Ebenfalls einen gewissen Erfolg hatte der Aufruf, vermehrt Frauen zu wählen. Wenn auch noch lange nicht die Hälfte des Parlaments weiblich ist, so nahm der Frauenanteil doch zu: In den Nationalrat wurden 29 oder 14,5%, in den Ständerat 5 oder 10,9% Frauen gewählt (1983: 22 oder 11 % bzw. 3 oder 6,5%). Die meisten Parlamentarierinnen stellt wie schon bisher die SP, die 12 (29,3%) Frauen in den National- und 2 (40%) in den Ständerat brachte. An zweiter Stelle, aber prozentual schon leicht unter dem Durchschnitt, folgt die CVP mit 5 National- (11,9%) und 2 Ständerätinnen (10,5%). Im Verhältnis zu ihren Sitzzahlen überdurchschnittlich viele Frauen wurden wie 1983 bei den POCH-Grünen (50%), bei der Grünen Partei und beim Landesring (je 33,3%) gewählt. Erstmals schaffte mit Elisabeth Zölch-Balmer auch eine SVP-Politikerin die Wahl in den Nationalrat, und da für den neuen Bundesrat Adolf Ogi eine weitere Frau nachrückte, sitzen nun zwei SVP-Nationalrätinnen im Parlament. Obwohl die SVP bezüglich Frauenfreundlichkeit in der vergangenen Legislatur nicht gerade glänzte, gelang es ihr als einziger Partei, erheblich mehr Wählerinnen als 1983 hinter sich zu scharen. Galt die SVP bis anhin als ausgesprochene Männerpartei, deren Wählerschaft 1983 nur zu 28% aus Frauen bestand, kann sie nun mit einem etwa gleich hohen Frauenanteil rechnen wie die übrigen Parteien (44%) [46].
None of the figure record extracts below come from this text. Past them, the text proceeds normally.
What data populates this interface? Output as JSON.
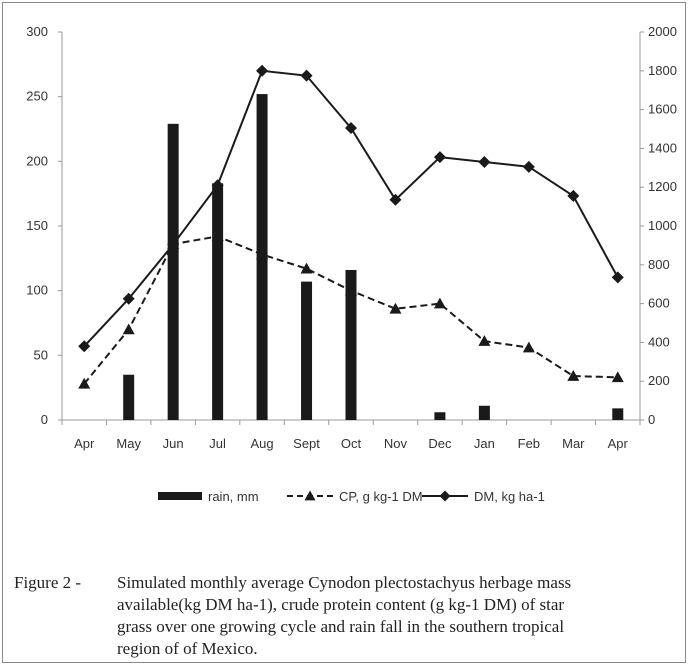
{
  "chart_data": {
    "type": "bar+line",
    "categories": [
      "Apr",
      "May",
      "Jun",
      "Jul",
      "Aug",
      "Sept",
      "Oct",
      "Nov",
      "Dec",
      "Jan",
      "Feb",
      "Mar",
      "Apr"
    ],
    "left_axis": {
      "ticks": [
        "0",
        "50",
        "100",
        "150",
        "200",
        "250",
        "300"
      ],
      "ylim": [
        0,
        300
      ]
    },
    "right_axis": {
      "ticks": [
        "0",
        "200",
        "400",
        "600",
        "800",
        "1000",
        "1200",
        "1400",
        "1600",
        "1800",
        "2000"
      ],
      "ylim": [
        0,
        2000
      ]
    },
    "series": [
      {
        "name": "rain, mm",
        "kind": "bar",
        "axis": "left",
        "color": "#1a1a1a",
        "values": [
          0,
          35,
          229,
          183,
          252,
          107,
          116,
          0,
          6,
          11,
          0,
          0,
          9
        ]
      },
      {
        "name": "CP, g kg-1 DM",
        "kind": "line",
        "dash": true,
        "marker": "triangle",
        "axis": "left",
        "color": "#1a1a1a",
        "values": [
          28,
          70,
          136,
          142,
          128,
          117,
          100,
          86,
          90,
          61,
          56,
          34,
          33
        ]
      },
      {
        "name": "DM, kg ha-1",
        "kind": "line",
        "dash": false,
        "marker": "diamond",
        "axis": "right",
        "color": "#1a1a1a",
        "values": [
          380,
          625,
          905,
          1210,
          1800,
          1775,
          1505,
          1135,
          1355,
          1330,
          1305,
          1155,
          735
        ]
      }
    ],
    "legend_position": "bottom"
  },
  "caption": {
    "label": "Figure 2 -",
    "lines": [
      "Simulated monthly average Cynodon plectostachyus herbage mass",
      "available(kg DM ha-1), crude protein content (g kg-1 DM) of star",
      "grass over one growing cycle and rain fall in the southern tropical",
      "region of of Mexico."
    ]
  }
}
Im Anschluss an den Wahlerfolg der Grünen Partei, die mit 9 Abgeordneten Fraktionsstärke erreichte, stellte sich die Frage, wie sich die Grünen und die Gruppierungen links der SP organisieren würden. Die GPS begrüsste zwar eine Zusammenarbeit, lehnte hingegen eine Fraktionsgemeinschaft mit anderen grünen Kräften ab. Die von der POCH angestrebte Fraktion mit dem PSA, der PdA und dem Grünen Bündnis scheiterte. Nachdem sich Werner Carobbio (psa, TI) nach einigem Zögern entschieden hatte, der SP-Fraktion beizutreten, und Hanspeter Thür (gbs, AG) keine Gemeinschaft mit dem PdA-Vertreter Spielmann (GE) eingehen wollte, blieben nur noch vier Abgeordnete, was zur Bildung einer Fraktion nicht reicht [47].
 
[44] Vat., 21.10.87; Ww, 22.10.87. Zur Berufsstruktur des bisherigen Parlaments siehe Lit. (Altermatt / Rölli).
[45] SoZ, 6.12.87.
[46] Vgl. VOX-Analyse, 1987, S. 22. Siehe auch NZZ, 28.10.87 (Analyse von T.H. Ballmer-Cao und F. Höpflinger).
[47] Auseinandersetzungen um eine grün-linke Fraktion (GBS/PSA/POCH/GBS): Presse vom 2.11.87 (GPS); BZ, 3.11.87 (GBS); NZZ, 11.1 1.87 (PSA), 16.11.87 (GPS-Entscheid), 20.11.87 (Thür).